The bill for the country’s reconstruction following the IS group’s assaults on northern and western Iraq is estimated at between 700 to 1,000 US billion dollars.
The recently reconquered cities must be cleared of mines and basic services, such as water, electricity, health and sanitation, need to be restored to enable return of displaced populations. Iraq has around 3.3 million displaced people out of a total population of 39 million.
Le Drian also extended Abadi an invitation from French President Emmanuel Macron to visit France.
A Shiite-majority city empties of residents
Until its takeover by IS, Tal Afar was largely populated by Shiite Turkmen, whose beliefs are anathema to the Sunni hardliners of the IS group.
Directly targeted by the jihadists, most of the city's 200,000-strong population fled.
Some members of Tal Afar's Sunni minority joined the jihadists' ranks, forming an IS contingent with a particular reputation for violence.
The International Organization for Migration said "thousands of civilians" had fled Tal Afar since the offensive began.
Those who flee through desert areas face soaring temperatures for long periods, putting them at risk of dehydration, said Viren Falcao of the Danish Refugee Council.
Officials have said the capture of the city would make it even more difficult for the jihadists to transport fighters and weapons between Iraq and Syria.
The jihadist group has lost much of the territory it controlled and thousands of its fighters have been killed since late 2014, when US and Arab allies formed an international coalition to defeat the group.
Iraq announced the "liberation" of Tikrit, 160 kilometres (100 miles) north of Baghdad, in early 2015.
Sunni-majority Ramadi, capital of Anbar province, fell in February 2016, followed by nearby Fallujah four months later.
But the group's biggest defeat was in Mosul, where some 30,000 Iraqi forces backed by US-led air support launched a vast operation in October.
Three months later, they retook the city's east and turned their attention to the west, finally declaring the whole city "liberated" on July 9.
French foreign and defence ministers in Baghdad
The jihadist group still retains territory in Iraq and neighbouring Syria, where a US-backed Kurdish-Arab coalition is fighting to drive the group from its de facto Syrian capital Raqqa.
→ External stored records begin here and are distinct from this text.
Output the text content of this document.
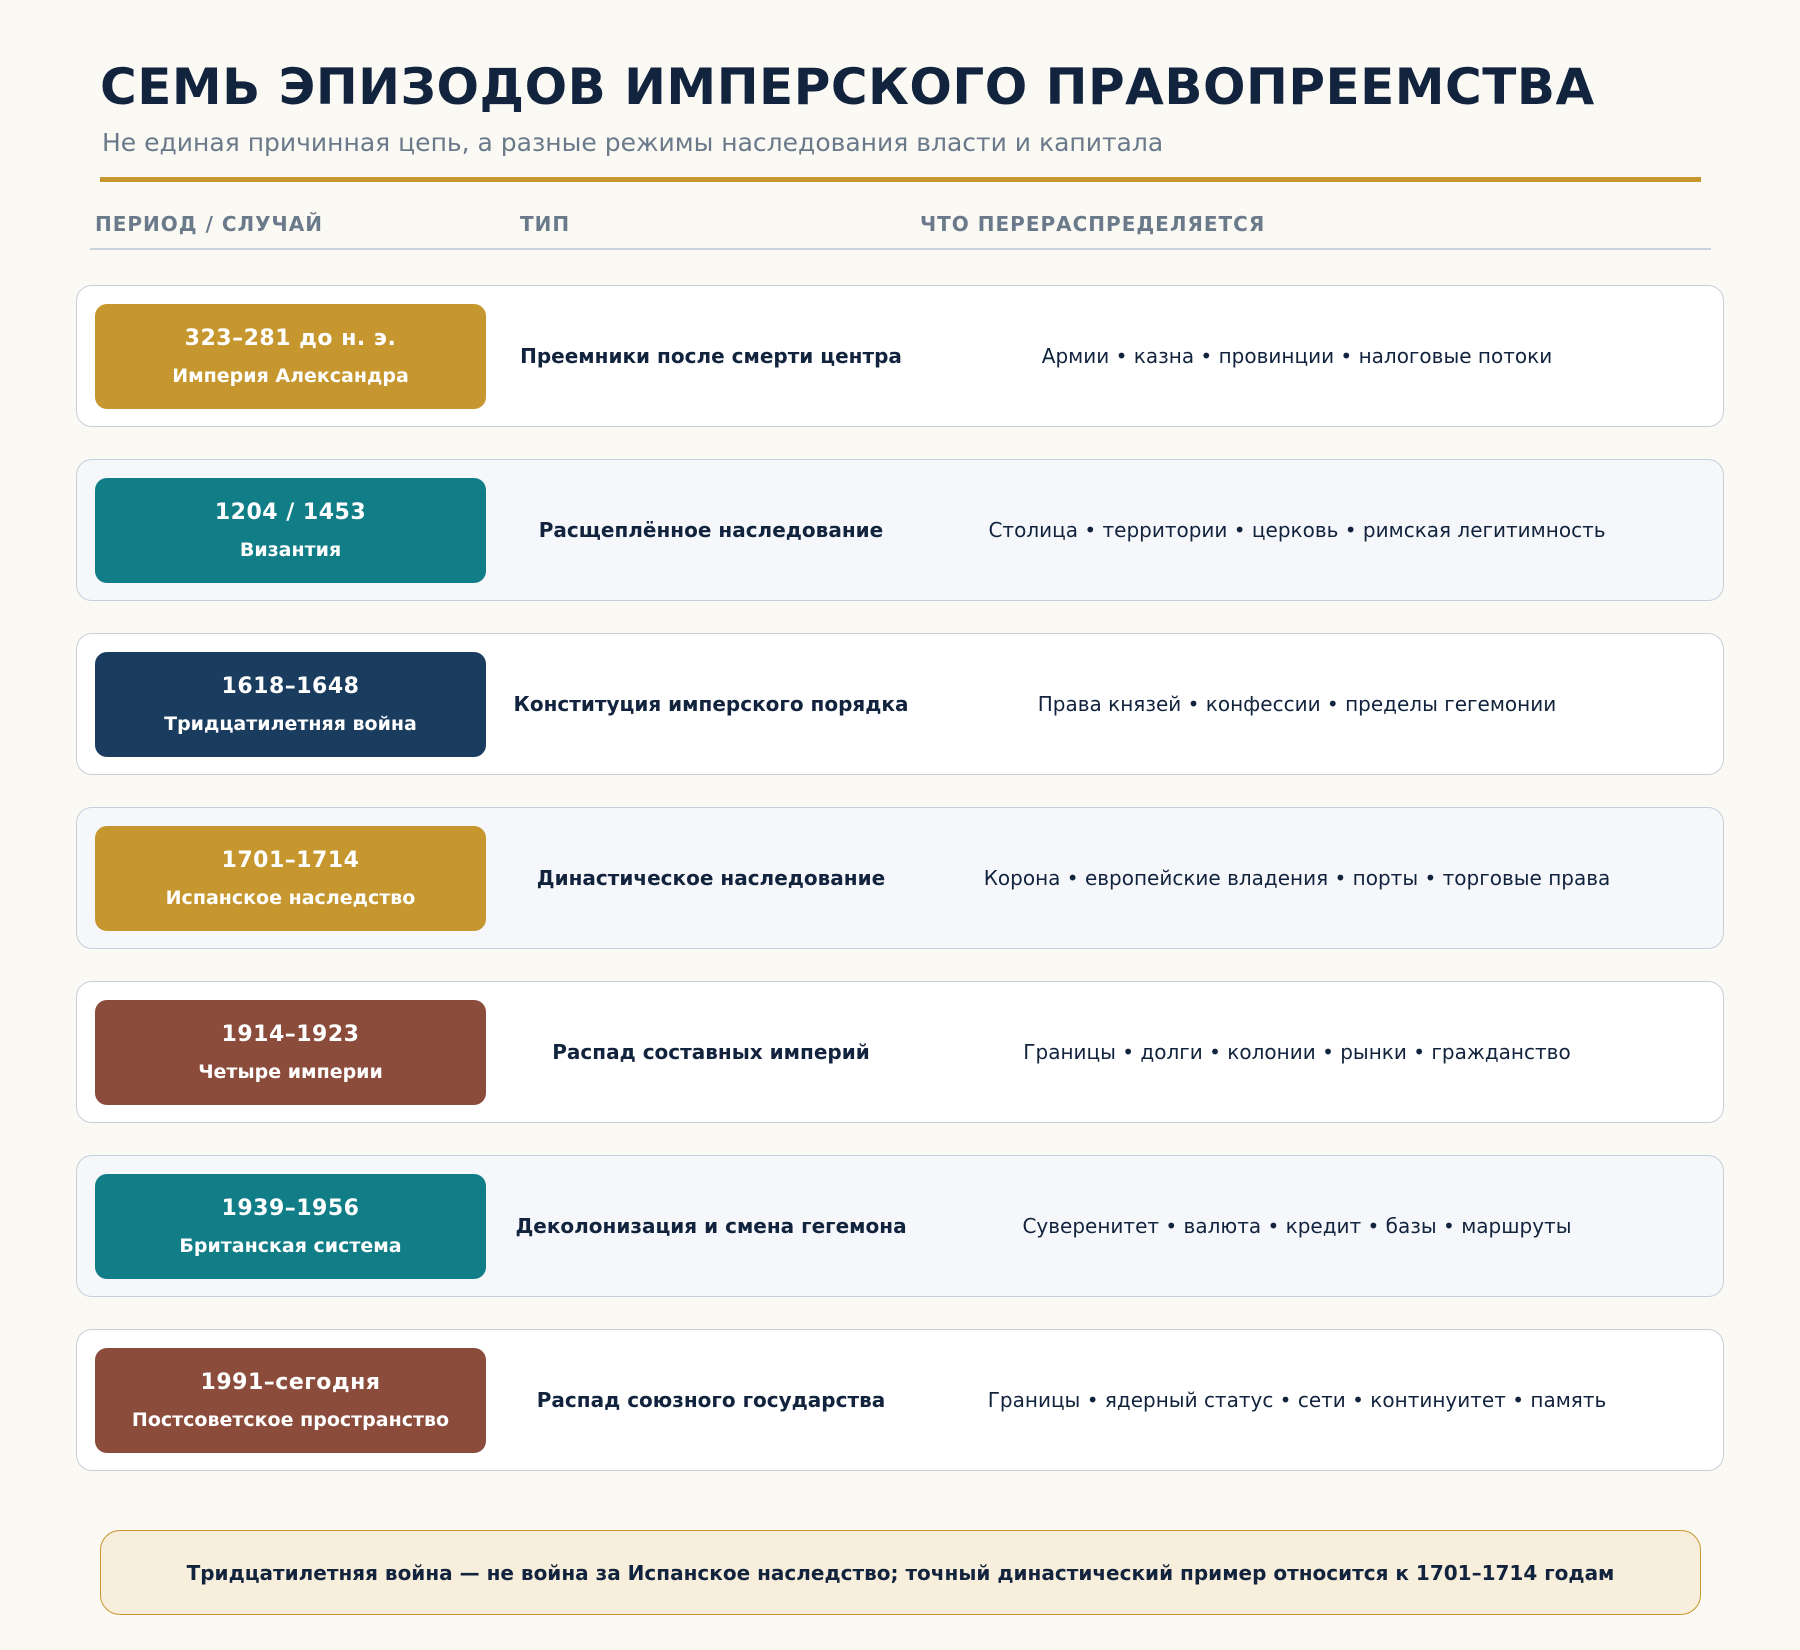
СЕМЬ ЭПИЗОДОВ ИМПЕРСКОГО ПРАВОПРЕЕМСТВА
Не единая причинная цепь, а разные режимы наследования власти и капитала
ПЕРИОД / СЛУЧАЙ	ТИП	ЧТО ПЕРЕРАСПРЕДЕЛЯЕТСЯ
323–281 до н. э.
Империя Александра
Преемники после смерти центра	Армии • казна • провинции • налоговые потоки
1204 / 1453
Византия
Расщеплённое наследование	Столица • территории • церковь • римская легитимность
1618–1648
Тридцатилетняя война
Конституция имперского порядка	Права князей • конфессии • пределы гегемонии
1701–1714
Испанское наследство
Династическое наследование	Корона • европейские владения • порты • торговые права
1914–1923
Четыре империи
Распад составных империй	Границы • долги • колонии • рынки • гражданство
1939–1956
Британская система
Деколонизация и смена гегемона	Суверенитет • валюта • кредит • базы • маршруты
1991–сегодня
Постсоветское пространство
Распад союзного государства	Границы • ядерный статус • сети • континуитет • память
Тридцатилетняя война — не война за Испанское наследство; точный династический пример относится к 1701–1714 годам
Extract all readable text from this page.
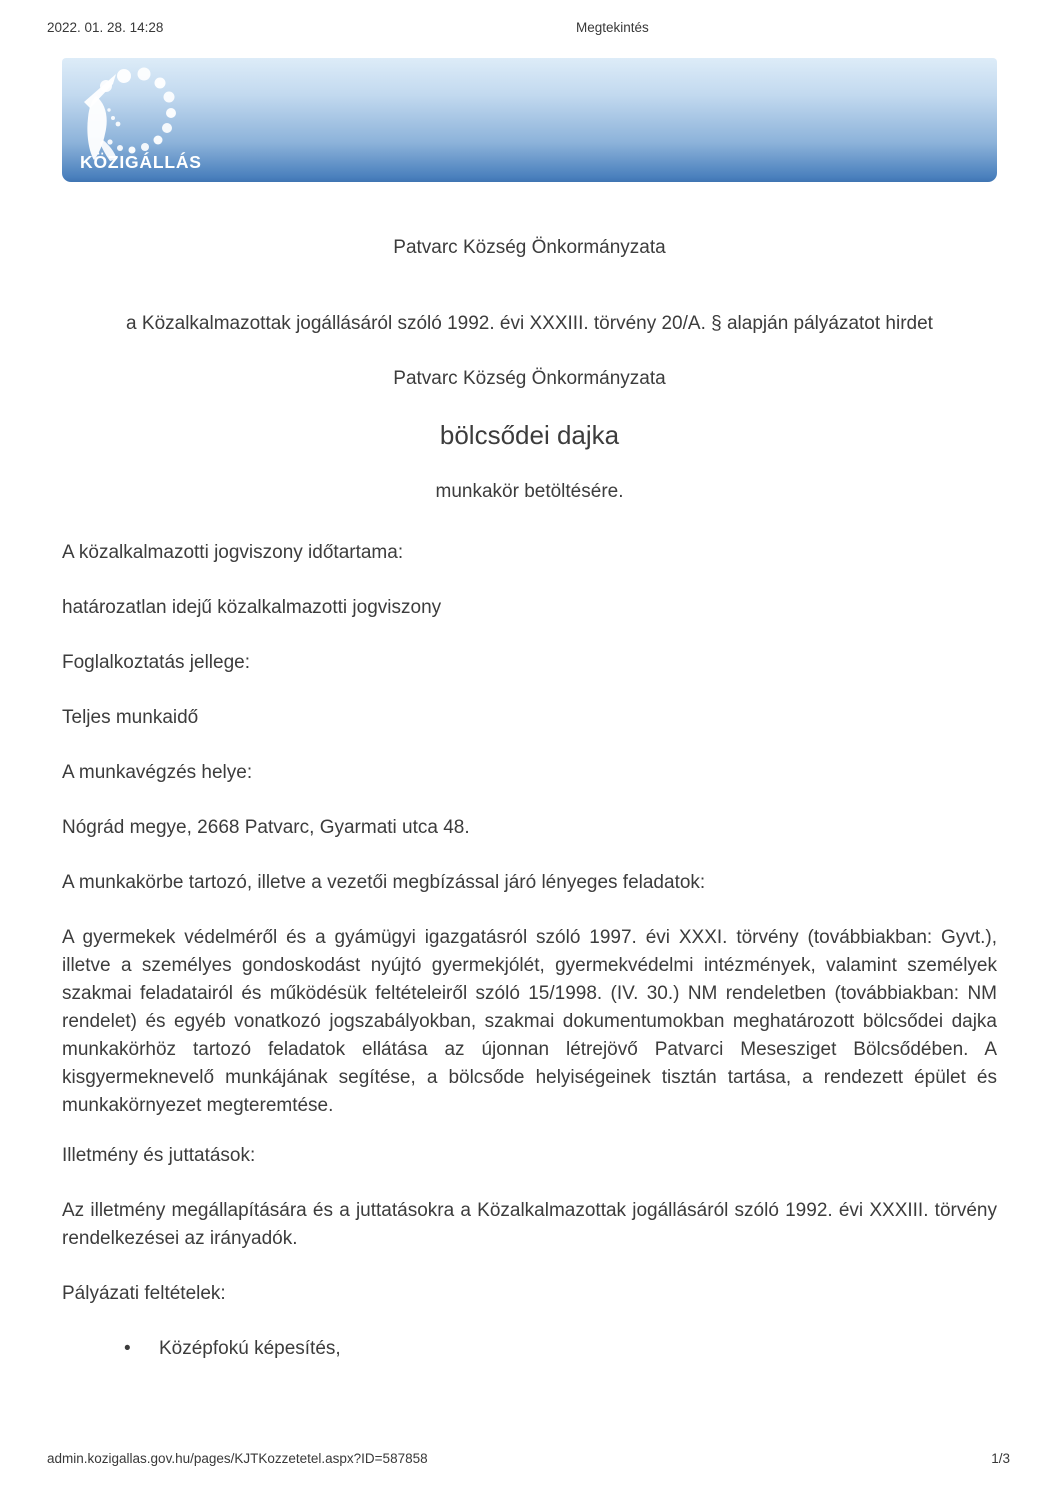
2022. 01. 28. 14:28	Megtekintés
KÖZIGÁLLÁS
Patvarc Község Önkormányzata

a Közalkalmazottak jogállásáról szóló 1992. évi XXXIII. törvény 20/A. § alapján pályázatot hirdet

Patvarc Község Önkormányzata
bölcsődei dajka

munkakör betöltésére.

A közalkalmazotti jogviszony időtartama:

határozatlan idejű közalkalmazotti jogviszony

Foglalkoztatás jellege:

Teljes munkaidő

A munkavégzés helye:

Nógrád megye, 2668 Patvarc, Gyarmati utca 48.

A munkakörbe tartozó, illetve a vezetői megbízással járó lényeges feladatok:

A gyermekek védelméről és a gyámügyi igazgatásról szóló 1997. évi XXXI. törvény (továbbiakban: Gyvt.), illetve a személyes gondoskodást nyújtó gyermekjólét, gyermekvédelmi intézmények, valamint személyek szakmai feladatairól és működésük feltételeiről szóló 15/1998. (IV. 30.) NM rendeletben (továbbiakban: NM rendelet) és egyéb vonatkozó jogszabályokban, szakmai dokumentumokban meghatározott bölcsődei dajka munkakörhöz tartozó feladatok ellátása az újonnan létrejövő Patvarci Mesesziget Bölcsődében. A kisgyermeknevelő munkájának segítése, a bölcsőde helyiségeinek tisztán tartása, a rendezett épület és munkakörnyezet megteremtése.

Illetmény és juttatások:

Az illetmény megállapítására és a juttatásokra a Közalkalmazottak jogállásáról szóló 1992. évi XXXIII. törvény rendelkezései az irányadók.

Pályázati feltételek:
• Középfokú képesítés,
admin.kozigallas.gov.hu/pages/KJTKozzetetel.aspx?ID=587858	1/3
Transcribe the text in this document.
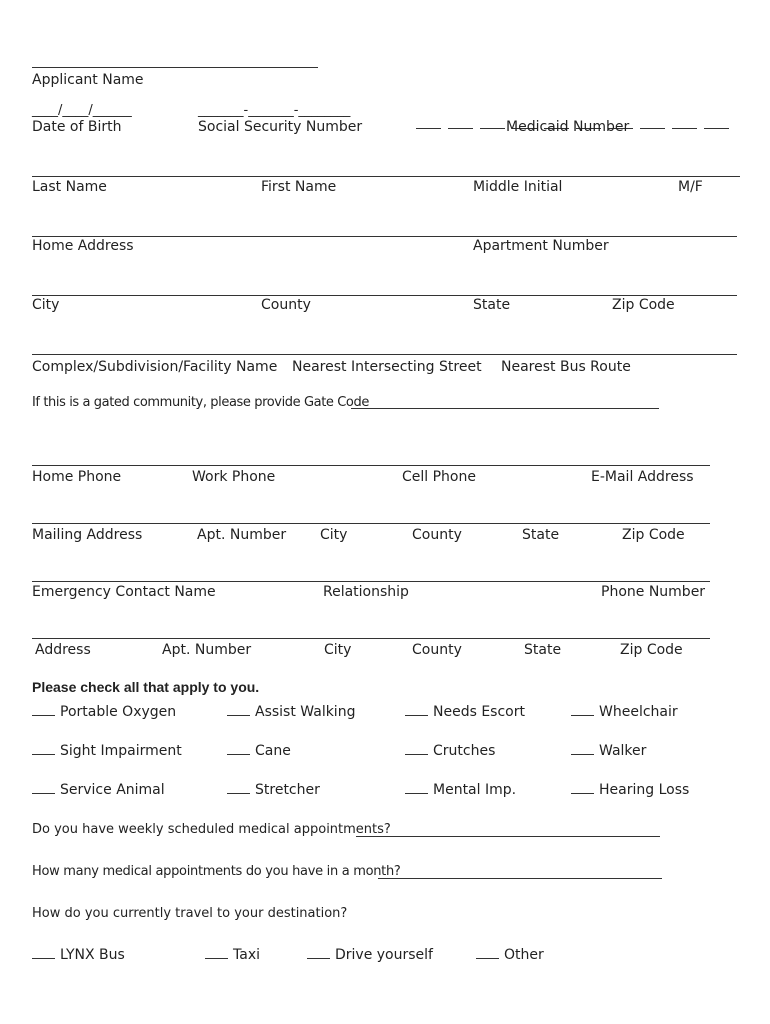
Applicant Name
____/____/______	_______-_______-________
Date of Birth	Social Security Number	Medicaid Number
Last Name	First Name	Middle Initial	M/F
Home Address	Apartment Number
City	County	State	Zip Code
Complex/Subdivision/Facility Name Nearest Intersecting Street Nearest Bus Route
If this is a gated community, please provide Gate Code
Home Phone	Work Phone	Cell Phone	E-Mail Address
Mailing Address	Apt. Number City	County	State	Zip Code
Emergency Contact Name	Relationship	Phone Number
Address	Apt. Number	City	County	State	Zip Code
Please check all that apply to you.
Portable Oxygen	Assist Walking	Needs Escort	Wheelchair
Sight Impairment	Cane	Crutches	Walker
Service Animal	Stretcher	Mental Imp.	Hearing Loss
Do you have weekly scheduled medical appointments?
How many medical appointments do you have in a month?
How do you currently travel to your destination?
LYNX Bus	Taxi	Drive yourself	Other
Once Tal Afar is retaken, Baghdad is expected to launch a new offensive on Hawija, 300 kilometres north of Baghdad.
The IS group is also present in the vast western province of Anbar, where it controls several zones along the border with war-ravaged Syria, including the Al-Qaim area.
The Tal Afar advance came as the foreign and defence ministers of France visited Baghdad on Saturday to affirm their country's support in the fight against IS.
Foreign Minister Jean-Yves Le Drian and Defence Minister Florence Parly, who arrived in the Iraqi capital on Friday evening, are meeting with Abadi.
"As long as our common enemy has not been eradicated, France will continue to take part" in the campaign, said Parly, whose country's forces have carried out air and artillery strikes in support of Iraqi operations.